Epiphany - The evolution of the story of the Journey & the Adoration of the Magi in early art

Stefano Di Giovanni Sassetta (Italian artist, 1394-1450) Journey of the Magi 1435

Western paintings of the Journey & the Adoration of the Magi usually depict 3 Magi, represented as kings, traveling to find the newborn Jesus by following a star; laying before him gifts of gold, frankincense, & myrrh; & lingering to worship him.  Nowhere is the number of magi given in the Bible.
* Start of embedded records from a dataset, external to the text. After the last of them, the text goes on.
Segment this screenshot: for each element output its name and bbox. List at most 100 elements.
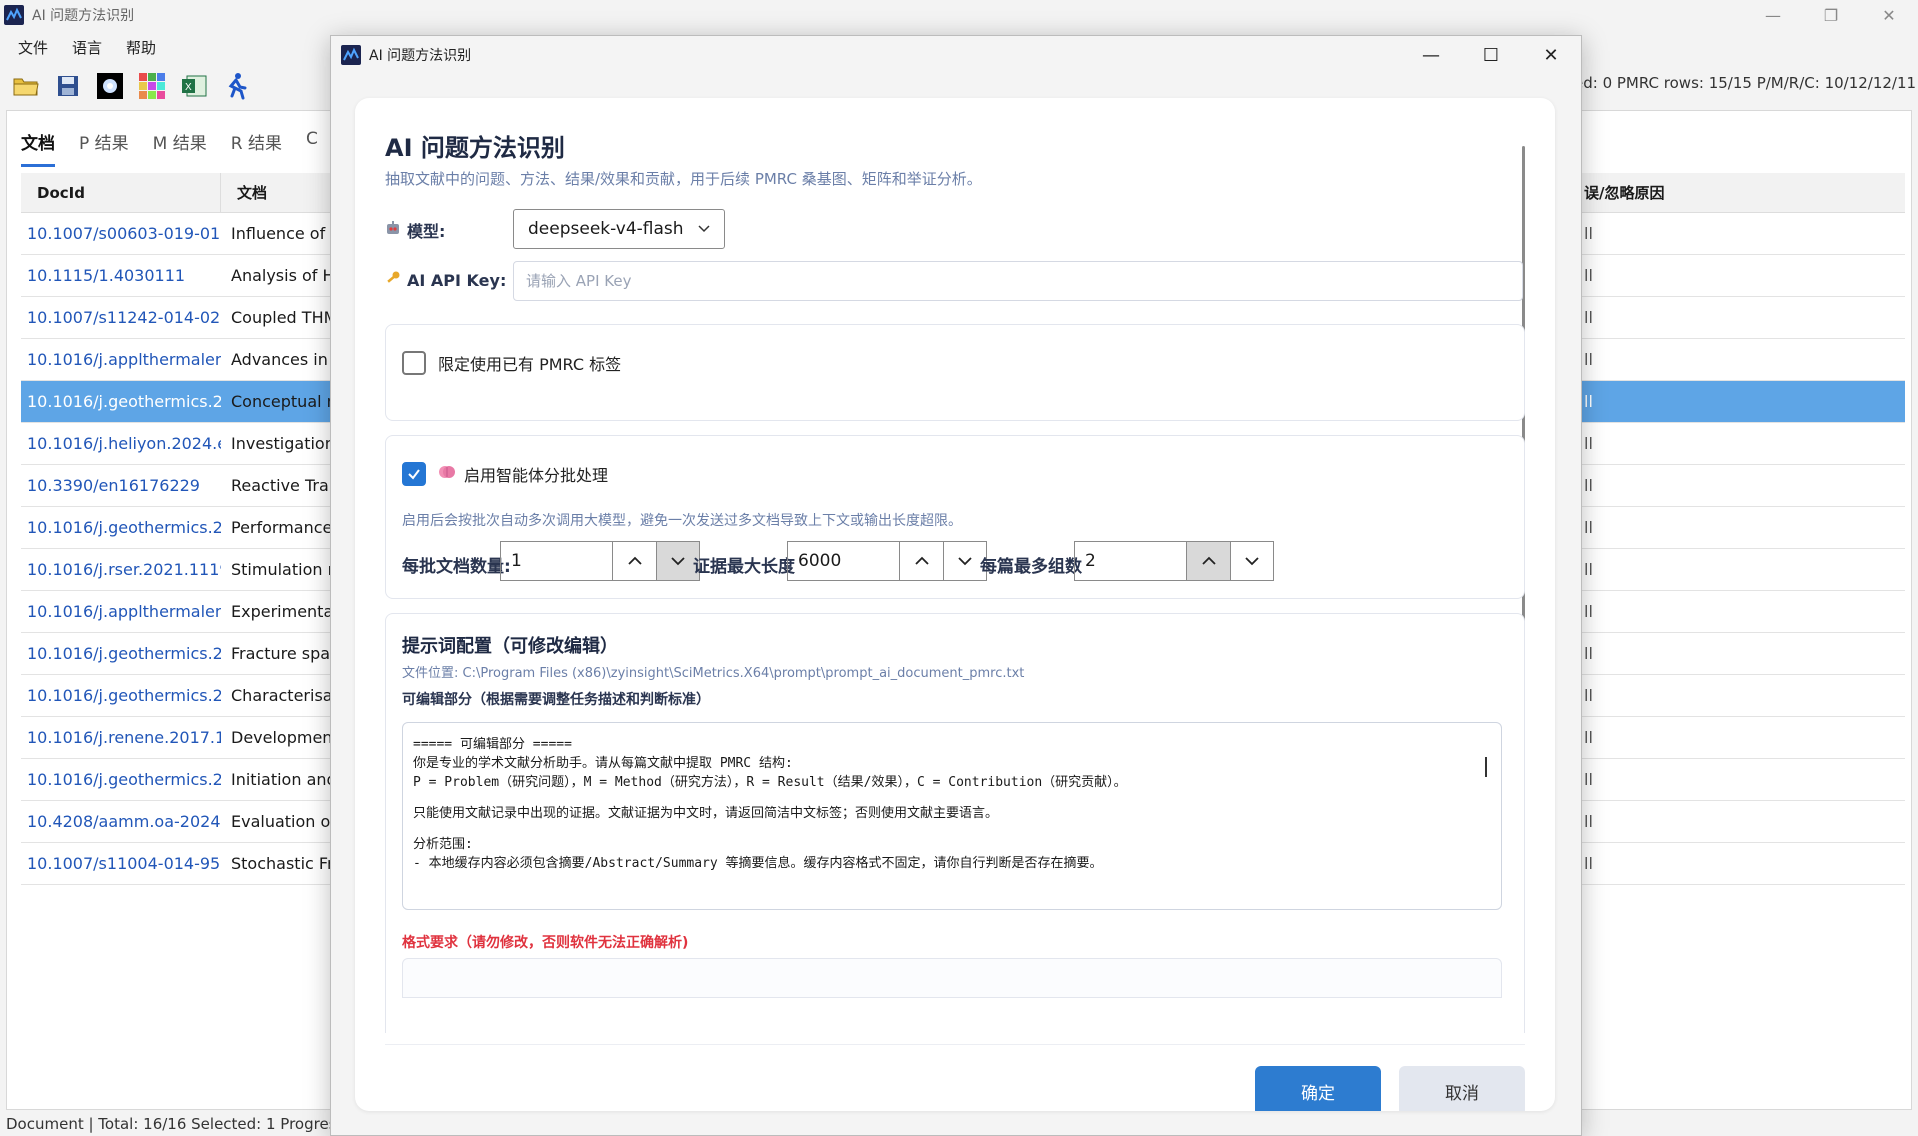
brain-icon — [438, 463, 456, 485]
document-cell: Stimulation m — [231, 560, 344, 579]
reason-cell: ll — [1584, 812, 1593, 831]
model-select[interactable]: deepseek-v4-flash — [513, 209, 725, 249]
key-icon — [385, 270, 401, 290]
editor-line: 分析范围: — [413, 837, 473, 852]
dialog-minimize-button[interactable]: — — [1401, 36, 1461, 74]
editor-line: 你是专业的学术文献分析助手。请从每篇文献中提取 PMRC 结构: — [413, 756, 793, 771]
tab-p-result[interactable]: P 结果 — [79, 129, 129, 167]
reason-cell: ll — [1584, 644, 1593, 663]
document-cell: Fracture spac — [231, 644, 339, 663]
docid-cell[interactable]: 10.1007/s11004-014-9542 — [21, 854, 221, 873]
agent-checkbox[interactable] — [402, 462, 426, 486]
docid-cell[interactable]: 10.1115/1.4030111 — [21, 266, 221, 285]
menu-help[interactable]: 帮助 — [126, 37, 156, 58]
batch-value[interactable]: 1 — [501, 542, 613, 580]
svg-text:X: X — [185, 82, 192, 93]
document-cell: Experimental — [231, 602, 338, 621]
chevron-up-icon — [627, 556, 642, 565]
reason-cell: ll — [1584, 518, 1593, 537]
model-value: deepseek-v4-flash — [528, 219, 684, 239]
evidence-increment-button[interactable] — [900, 542, 943, 580]
groups-increment-button[interactable] — [1187, 542, 1230, 580]
tab-r-result[interactable]: R 结果 — [231, 129, 282, 167]
document-cell: Performance — [231, 518, 333, 537]
excel-icon[interactable]: X — [180, 72, 208, 100]
evidence-value[interactable]: 6000 — [788, 542, 900, 580]
column-header-docid[interactable]: DocId — [21, 172, 221, 213]
dialog-close-button[interactable]: ✕ — [1521, 36, 1581, 74]
footer-divider — [385, 1044, 1525, 1045]
chevron-down-icon — [958, 557, 972, 566]
app-logo-icon — [4, 5, 24, 25]
api-key-label: AI API Key: — [407, 270, 507, 290]
reason-cell: ll — [1584, 476, 1593, 495]
menubar: 文件 语言 帮助 — [0, 32, 162, 62]
docid-cell[interactable]: 10.1016/j.geothermics.202 — [21, 644, 221, 663]
docid-cell[interactable]: 10.1016/j.applthermaleng.2 — [21, 602, 221, 621]
chevron-down-icon — [671, 557, 685, 566]
evidence-spinbox[interactable]: 6000 — [787, 541, 987, 581]
dialog-maximize-button[interactable]: ☐ — [1461, 36, 1521, 74]
save-icon[interactable] — [54, 72, 82, 100]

Stefano Di Giovanni Sassetta (Italian artist, 1394-1450) Adoration of the Magi c 1435

In Western Christianity, the arrival of the Magi at the site of Jesus' birth is called the Feast of the Epiphany, celebrated on January 6. The Orthodox Church commemorates the Adoration of the Magi on the Feast of the Nativity on December 25. Christian iconography has considerably expanded the simple biblical account of the Magi given in Matthew (2:1-11). The early church used the story to emphasize that Jesus was recognized, from his infancy, as king of the earth.

 Correggio (Antonio Allegri) (Italian painter, c 1489-1534) Adoration of the Christ Child by the Magi-1517

In the earliest depictions, the exotic Magi are shown wearing Persian dress of trousers & Phrygian caps with gifts held out before them. They echo centuries-older images of tribute-bearers from various Mediterranean & ancient Near Eastern cultures.

Domenico Ghirlandaio (Italian artist, 1449–1494) The Adoration of the Magi

The earliest specific Magi images are from catacomb paintings & sarcophagus reliefs of the 4C. Crowns are first seen in 10C depictions, mostly in the West, where their dress had lost much of its Oriental flavor in most cases.

  Giovanni Battista Tiepolo (1696-1770) Adoration of the Kings

Later Byzantine images often show the Magi wearing small pill-box like hats or skull caps. The Magi were usually shown as about the same age until about this period, but then the idea of depicting the concept of 3 ages of man was introduced into the iconography.

 Giovanni di Paolo (Giovanni di Paolo di Grazia) (Italian, Siena 1398–1482 Siena) Adoration of the Magi

Occasionally from the 12C, & very often in Northern Europe from the 15C, the Magi are also represent the 3 known parts of the world. Balthasar is often cast as a young African or Moor. An older Caspar is often portrayed with Asian features or dress. Melchior often comes to represent Europe & middle age.

Rogier van der Weyden (Flemish painter, 1400-1464) Adoration of the Magi

From the 14C, large retinues are depicted accompanying the Magi. Their gifts often are contained in spectacular pieces of goldsmith work, & the Magi's clothes are more detailed. By the 15C, the Adoration of the Magi is often a complex exercise for the artist showing his ability to paint crowded scenes of people & animals, as well as the rich silks, furs, jewels, & precious gold of the Kings contrasting with the simple wood of the stable, the straw of Jesus's manger, & the simple, utilitarian clothing of Joseph & the shepherds. The animals depicted often include the ox & ass from the Nativity story & also horses, camels, dogs, & falcons of the kings & sometimes even birds in the rafters of the stable.

 Stefan Lochner (German artist, 1400-1451) Adoration of the Magi 1440s

 Unknown Master, German (active 1470-80 in Mainfranken) Adoration of the Magi

 Unknown Master, German (active in 1420s in the Middle Rhineland).The Adoration of the Magi

  Unknown Master, Spanish (second half of 15th century) Adoration of the Magi

 1514 Workshop of Gerard David (Netherlandish, ca. 1460–1523), Adoration of the Magi

 1470s Hieronymus Bosch. Hieronymus, or Jerome, Bosch, (c 1450-1516) Adoration of the Magi

 Francesco Bassano the Younger (1563-1570) Adoration of Magi

1 comment:

  1. Very interesting. The original tribute bearers seem like a memory from the might of the Roman Empire and all adaptions seem to serve the outlook of their time and the developing place of the church in it.
    By the way, in Dutch, the feast of Epiphany is actually called "Drie Koningen" (= "Three Kings") so it was presumably given that name well after the tradition of the number was established.
    And any idea where the names of the Magi came from?